BTW Jim, I think the opening train used in all but one on the 51-53 eps. is from the movie Beginning or the End, 1947. John Hamilton had a part in the movie too. The train comes in about the middle of the movie where Brian Donlevy is explaining the building of the city in TN.

The following day, thanks to Mary Spooner, I had the vid cap from Beginning or the End to compare with mine from Superman. I think it's quite evident where Robert Maxwell got his locomotive.

Locomotive from The Beginning or the End, 1947.
Compliments of Mary Spooner.


Train shown in b&w introduction to the Adventures of Superman.

After all said and discussed regarding this topic, read the following:

The train shown in that intro was taken from the movie "The Beginning Or The End" (MGM, 1947). But where was it filmed? Michael Tortorella of Burlington, Vermont, has the answer. Compare the intro with Michael's Google Earth view of 4703 E. Los Angeles Ave., Simi Valley, CA.

Note the mountain tops are exactly the same.

Trivia: This train sequence was first used in an even earlier movie: City For Conquest (1940) starring James Cagney.

Jim Nolt (January 14, 2011).

Update, September 5, 2004:

Craig Croddock recently wrote:

Jim, the photo is not a Southern Pacific Daylight GS-4 as reported by Vince Marzo. The GS-4 had 2 headlights, one being a mars light. The locomotive in Superman a GS-2 or GS-3... but from the photo I can't be sure which. The GS-2 was first introduced in 1937. The GS-4 wasn't introduced until 1941.

I have steam powered working models of both. The first locomotive in the picture below is a GS-2 and the second one is a model of a GS-4. My friend, Joe Yetter, built both locomotives. The GS-2 belongs to Joe, the GS-4 is mine.

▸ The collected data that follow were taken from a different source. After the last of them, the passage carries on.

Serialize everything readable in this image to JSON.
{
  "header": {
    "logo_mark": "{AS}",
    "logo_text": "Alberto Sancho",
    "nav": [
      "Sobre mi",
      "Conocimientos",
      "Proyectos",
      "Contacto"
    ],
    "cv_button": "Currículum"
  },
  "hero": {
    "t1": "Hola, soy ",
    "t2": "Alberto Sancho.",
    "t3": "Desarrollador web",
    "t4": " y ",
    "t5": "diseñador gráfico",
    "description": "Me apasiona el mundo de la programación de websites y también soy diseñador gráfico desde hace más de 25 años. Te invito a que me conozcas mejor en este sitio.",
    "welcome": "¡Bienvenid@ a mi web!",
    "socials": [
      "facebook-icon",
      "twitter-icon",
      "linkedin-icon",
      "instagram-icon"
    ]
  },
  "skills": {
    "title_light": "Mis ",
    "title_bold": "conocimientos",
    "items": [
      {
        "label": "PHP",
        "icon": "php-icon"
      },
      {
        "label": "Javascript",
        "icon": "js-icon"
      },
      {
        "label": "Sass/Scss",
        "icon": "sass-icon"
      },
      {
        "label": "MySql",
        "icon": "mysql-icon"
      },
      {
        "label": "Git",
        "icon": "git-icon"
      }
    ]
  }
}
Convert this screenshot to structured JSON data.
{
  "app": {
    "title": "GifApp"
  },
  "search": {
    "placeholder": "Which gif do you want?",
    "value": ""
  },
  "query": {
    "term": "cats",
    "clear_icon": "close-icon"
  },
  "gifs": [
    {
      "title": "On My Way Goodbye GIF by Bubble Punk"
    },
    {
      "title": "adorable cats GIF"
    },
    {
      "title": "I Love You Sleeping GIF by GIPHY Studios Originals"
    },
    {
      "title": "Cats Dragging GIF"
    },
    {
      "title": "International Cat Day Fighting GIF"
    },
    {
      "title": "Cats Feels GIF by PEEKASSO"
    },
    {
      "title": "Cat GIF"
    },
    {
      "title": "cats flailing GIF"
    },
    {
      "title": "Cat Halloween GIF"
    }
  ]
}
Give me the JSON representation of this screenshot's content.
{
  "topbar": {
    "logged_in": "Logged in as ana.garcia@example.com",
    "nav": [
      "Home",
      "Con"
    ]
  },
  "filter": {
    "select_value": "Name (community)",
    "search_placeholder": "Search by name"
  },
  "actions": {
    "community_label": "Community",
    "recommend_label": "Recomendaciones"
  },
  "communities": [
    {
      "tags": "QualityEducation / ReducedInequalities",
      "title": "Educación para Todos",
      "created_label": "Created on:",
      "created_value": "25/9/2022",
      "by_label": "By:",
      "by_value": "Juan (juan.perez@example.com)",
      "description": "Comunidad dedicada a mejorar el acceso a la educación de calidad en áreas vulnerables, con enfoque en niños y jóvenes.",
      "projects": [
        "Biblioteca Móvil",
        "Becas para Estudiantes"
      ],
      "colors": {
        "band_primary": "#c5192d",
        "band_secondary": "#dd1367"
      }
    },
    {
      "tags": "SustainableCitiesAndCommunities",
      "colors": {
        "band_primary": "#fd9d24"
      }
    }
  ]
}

Notice the 2 headlights on the GS-4.

At first Vince wasn't convinced, but at about the same time, Lou Koza reminded me of something I had forgotten. The locomotive used in the Adventure of Superman had its screen debut not in 1947's Beginning or the End, but in the 1940 feature, City of Conquest.

Vince replied:
Ok. Jim, that settles it. Craig is right. The locomotive CAN'T be a GS-4, since they were not produced until 1941!! It can only be a GS-2 or a GS-3. Boy, Craig did a great job in keeping me honest. All three GS locomotives pulled the Coast Daylight train. In the latter years, they were stripped of their fancy orange/red/black livery and reduced to hauling freight -- a far cry from their glory days of premier passenger service. Only one GS-4 remains in operation today, the City of Portland. It was the locomotive used to haul the Bicentennial Train in 1976 and co-starred with Burt Lancaster and Kirk Douglas in the 1986 movie, Tough Guys. As a matter of fact, I paced that very same locomotive through the streets of Los Angeles in my LAFD sedan. Thank goodness it had red lights and a siren. The train was enroute from Los Angeles to New Orleans for the 1984 World's Fair.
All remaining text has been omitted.